I last blogged about the Klipriviersberg Nature Reserve, a huge Joburg City Park on the south side of the city, more than 11 years ago. I don’t normally like to blog about the same place twice but I think it’s time for a Klipriviersberg refresher. It’s a truly remarkable outdoor space and I suspect a significant percentage of Joburgers are unaware of this “Jewel of the South”, as the locals call it.
Although Klipriviersberg falls under the jurisdiction of Joburg City Parks, a “park” is not the best way to describe this place. Klipriviersberg is a very large nature reserve (700 hectares in extent — don’t ask me what that means but I can assure you it’s big), with enough hiking trails to occupy the better part of a day. (See this trail map.) Klipriviersberg has diverse, indigenous plant life and serious wildlife (if you’re lucky enough to spot it): zebras, wildebeests, blesbok, dassies, and more than 200 species of birds. Klipriviersberg has widely varying terrain. It’s only 10 kilometers from downtown Joburg (a 20-minute drive from my house in Brixton) and five kilometers from Soweto.
The reserve is extremely well maintained and admission is free. Basically, Klipriviersberg is a hiking- and nature-lover’s paradise in the middle of the city. I can’t believe I haven’t taken better advantage of it over the past decade, but I plan to change that in 2022.
Visiting the Klipriviersberg Nature Reserve
Thorsten and I have gone hiking in Klipriviersberg twice over the past several months. (The only other time I went was that first time way back in 2010 — I have no idea why it took me so long to return.) Here are some tips I’ve picked up during my two recent visits:
1) Klipriviersberg has two entrances: one in Kibler Park (the main entrance) and one in Mondeor. I’m not sure what the Mondeor entrance is like, but the Kibler Park entrance has a relatively small parking lot that fills up quickly on weekends. There is plenty of parking on the road outside the park though.

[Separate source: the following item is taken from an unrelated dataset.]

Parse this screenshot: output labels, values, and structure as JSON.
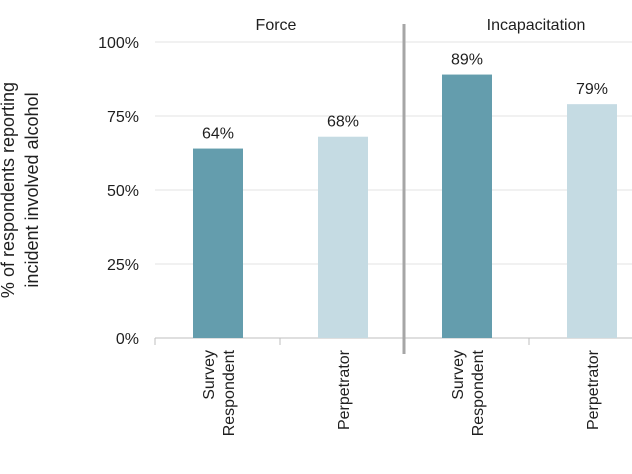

2) Speaking of crowds, Klipriviersberg gets very busy on weekends. You can get there early to beat the rush (the park is open from sunrise to sunset, 365 days a year), but don’t be put off if you arrive and find lots of cars. The reserve is so big that the crowds don’t really matter once you’re inside. Thanks to its proximity to Soweto, Klipriviersberg seems to be really well used by the community and the clientele is super diverse.
3) No pets, bicycles, or alcohol are allowed in Klipriviersberg. It’s more of a hiking/walking place than a picnicking place.
4) We wound up hiking about nine kilometers during both our visits, although we easily could have walked more or less as there are many trails of varying lengths. The trails are well marked and maintained. There’s a lot of climbing and descending on most of the trails so I recommend sturdy hiking shoes. Bring plenty of water and sunscreen.
5) If you’re into birding, bring binoculars. We saw some really colorful birds, including several red bishops and white-fronted bee-eaters.
6) There are many great overlooks in Klipriviersberg, including a really nice view of the Joburg skyline. (We didn’t get to that overlook this time so I don’t have a photo.)
7) There’s a nice little café at the Kibler Park gate, serving drinks, snacks, and toasted sandwiches with chips — highly recommended for a post-hike mini brunch.
8) Definitely take a look at the Klipriviersberg Nature Reserve Association website before you go. This non-profit works closely with Joburg City Parks to maintain the reserve and the website is really informative.
Klipriviersberg is such a great hiking alternative for city dwellers who don’t feel like hauling themselves all the way to the Magaliesberg or beyond. I also love that Klipriviersberg is public space (most of the popular hiking spots on the outskirts of Joburg are privately owned) and free. Please go enjoy it in 2022.